Is the FCA test case just the first wave of insurance-related claims on business interruption (BI) cover? Will there be a second wave of negligence claims against insurance brokers? We consider these questions in further detail.
There are many businesses that do not benefit from the Supreme Court decision on business interruption (BI) – particularly those that do not have (BI) insurance cover that responds to the Covid-19 pandemic or have had their claims rejected. . Those businesses will now undoubtedly be asking themselves – ‘why?’

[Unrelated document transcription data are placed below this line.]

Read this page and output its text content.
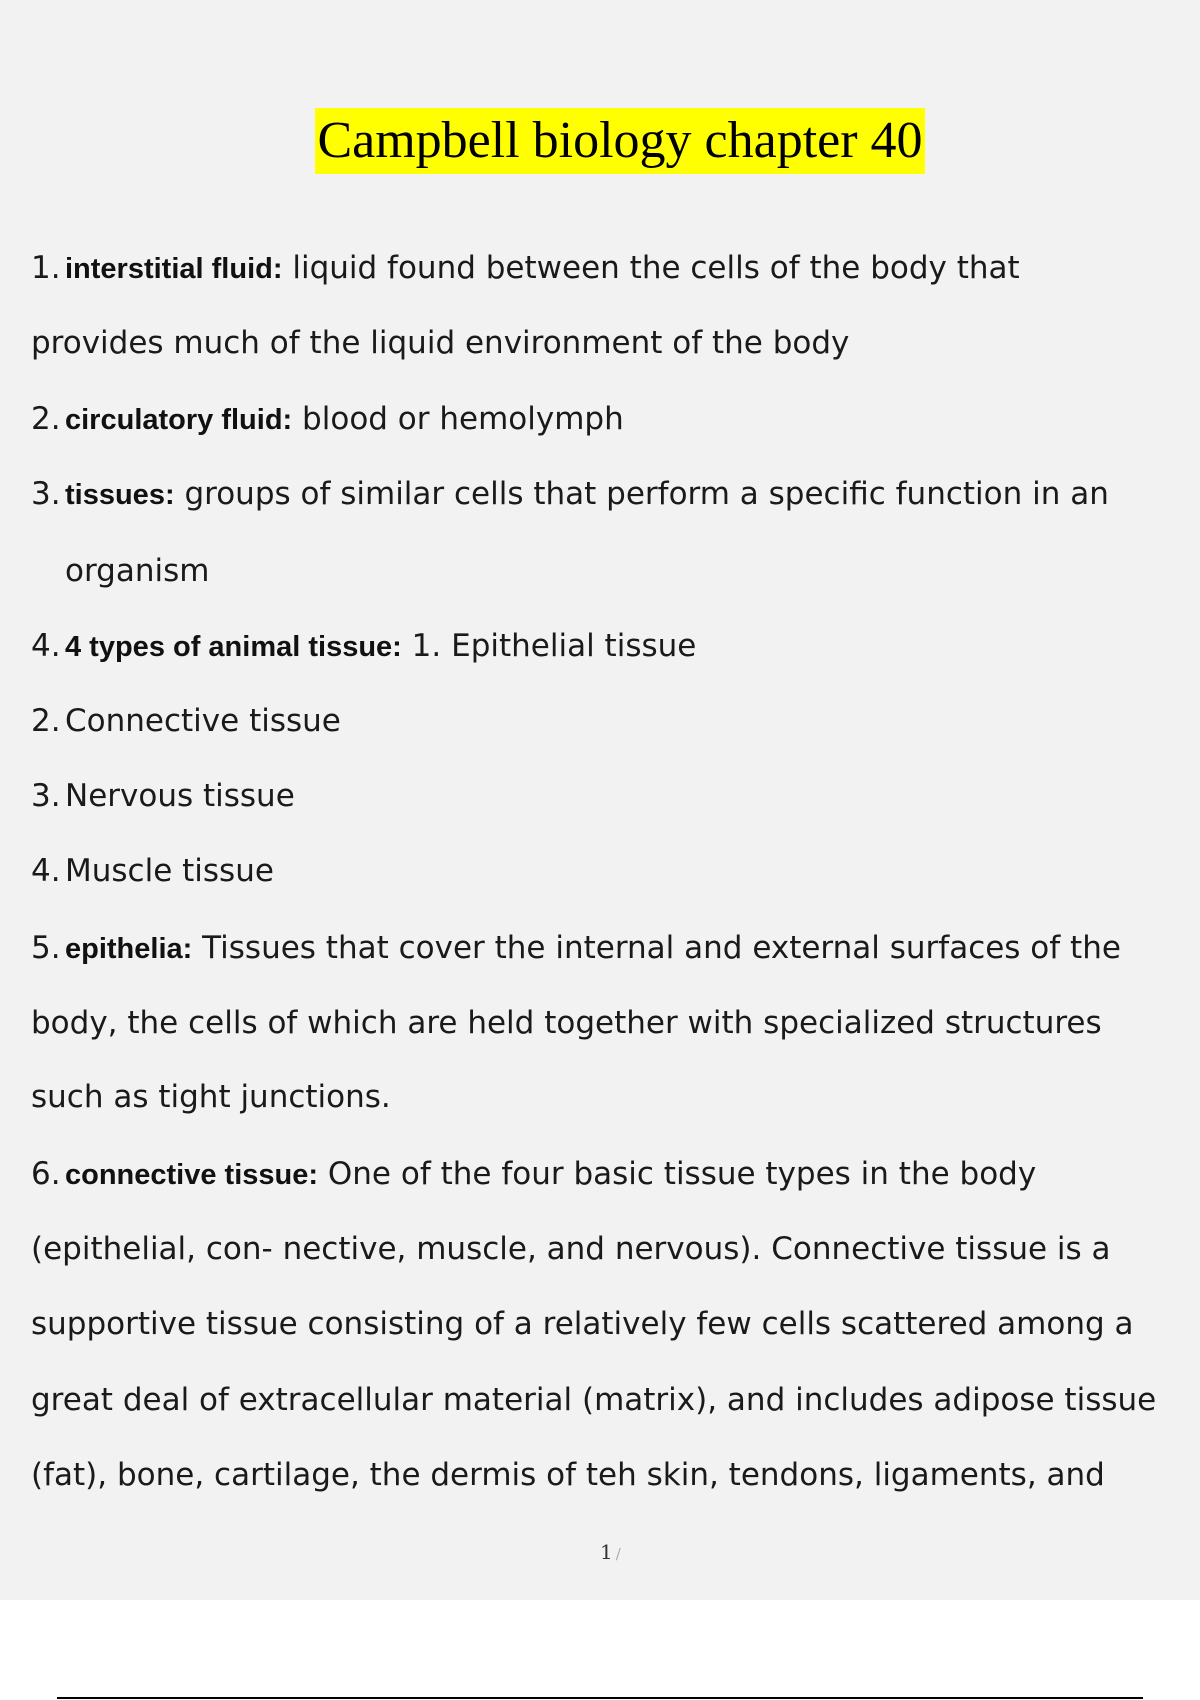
Campbell biology chapter 40
1. interstitial fluid: liquid found between the cells of the body that
provides much of the liquid environment of the body
2. circulatory fluid: blood or hemolymph
3. tissues: groups of similar cells that perform a specific function in an
organism
4. 4 types of animal tissue: 1. Epithelial tissue
2. Connective tissue
3. Nervous tissue
4. Muscle tissue
5. epithelia: Tissues that cover the internal and external surfaces of the
body, the cells of which are held together with specialized structures
such as tight junctions.
6. connective tissue: One of the four basic tissue types in the body
(epithelial, con- nective, muscle, and nervous). Connective tissue is a
supportive tissue consisting of a relatively few cells scattered among a
great deal of extracellular material (matrix), and includes adipose tissue
(fat), bone, cartilage, the dermis of teh skin, tendons, ligaments, and
1 /
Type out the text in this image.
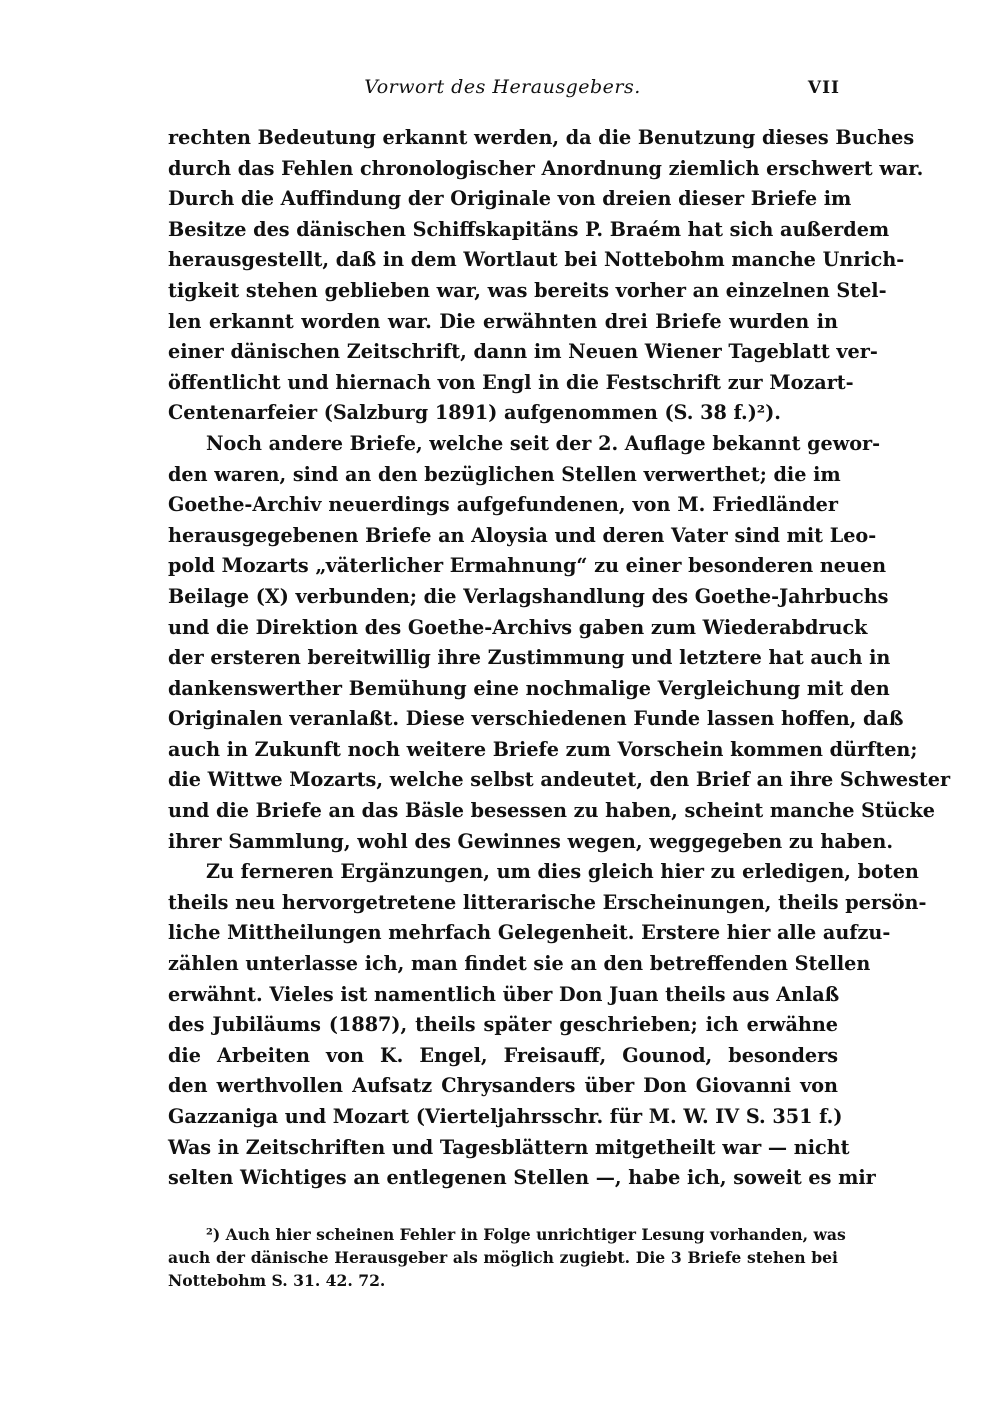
Vorwort des Herausgebers.	VII
rechten Bedeutung erkannt werden, da die Benutzung dieses Buches
durch das Fehlen chronologischer Anordnung ziemlich erschwert war.
Durch die Auffindung der Originale von dreien dieser Briefe im
Besitze des dänischen Schiffskapitäns P. Braém hat sich außerdem
herausgestellt, daß in dem Wortlaut bei Nottebohm manche Unrich-
tigkeit stehen geblieben war, was bereits vorher an einzelnen Stel-
len erkannt worden war. Die erwähnten drei Briefe wurden in
einer dänischen Zeitschrift, dann im Neuen Wiener Tageblatt ver-
öffentlicht und hiernach von Engl in die Festschrift zur Mozart-
Centenarfeier (Salzburg 1891) aufgenommen (S. 38 f.)²).
Noch andere Briefe, welche seit der 2. Auflage bekannt gewor-
den waren, sind an den bezüglichen Stellen verwerthet; die im
Goethe-Archiv neuerdings aufgefundenen, von M. Friedländer
herausgegebenen Briefe an Aloysia und deren Vater sind mit Leo-
pold Mozarts „väterlicher Ermahnung“ zu einer besonderen neuen
Beilage (X) verbunden; die Verlagshandlung des Goethe-Jahrbuchs
und die Direktion des Goethe-Archivs gaben zum Wiederabdruck
der ersteren bereitwillig ihre Zustimmung und letztere hat auch in
dankenswerther Bemühung eine nochmalige Vergleichung mit den
Originalen veranlaßt. Diese verschiedenen Funde lassen hoffen, daß
auch in Zukunft noch weitere Briefe zum Vorschein kommen dürften;
die Wittwe Mozarts, welche selbst andeutet, den Brief an ihre Schwester
und die Briefe an das Bäsle besessen zu haben, scheint manche Stücke
ihrer Sammlung, wohl des Gewinnes wegen, weggegeben zu haben.
Zu ferneren Ergänzungen, um dies gleich hier zu erledigen, boten
theils neu hervorgetretene litterarische Erscheinungen, theils persön-
liche Mittheilungen mehrfach Gelegenheit. Erstere hier alle aufzu-
zählen unterlasse ich, man findet sie an den betreffenden Stellen
erwähnt. Vieles ist namentlich über Don Juan theils aus Anlaß
des Jubiläums (1887), theils später geschrieben; ich erwähne
die Arbeiten von K. Engel, Freisauff, Gounod, besonders
den werthvollen Aufsatz Chrysanders über Don Giovanni von
Gazzaniga und Mozart (Vierteljahrsschr. für M. W. IV S. 351 f.)
Was in Zeitschriften und Tagesblättern mitgetheilt war — nicht
selten Wichtiges an entlegenen Stellen —, habe ich, soweit es mir
²) Auch hier scheinen Fehler in Folge unrichtiger Lesung vorhanden, was
auch der dänische Herausgeber als möglich zugiebt. Die 3 Briefe stehen bei
Nottebohm S. 31. 42. 72.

Why didn’t the insurer broker offer cover or adequate cover? Is the broker ultimately at fault given that it is their responsibility to ensure that a policy insures against specific risks, provides adequate cover and so on? Did the insurer fail to assess and effect cover that met my business’ needs?
Whether or not these issues will give rise to a professional negligence claim against an insurance broker will very much depend on each case and the scope of instructions given to the broker. For instance, key considerations will be whether the broker was undertaking an advisory role in arranging cover and whether they should have provided an opinion about the scope of cover. There will also be disagreements over whether the business or organisation would have taken out the additional and possibly more expensive cover had they been offered it.
A number of unanswered questions remain, but what is clear is that an increase in claims against insurance brokers is anticipated – particularly relating to insurance policies taken out in late 2019 or early 2020 when the current pandemic started.
In situations where businesses are not covered by BI insurance, it may make sense to assess whether they could raise a claim against their broker.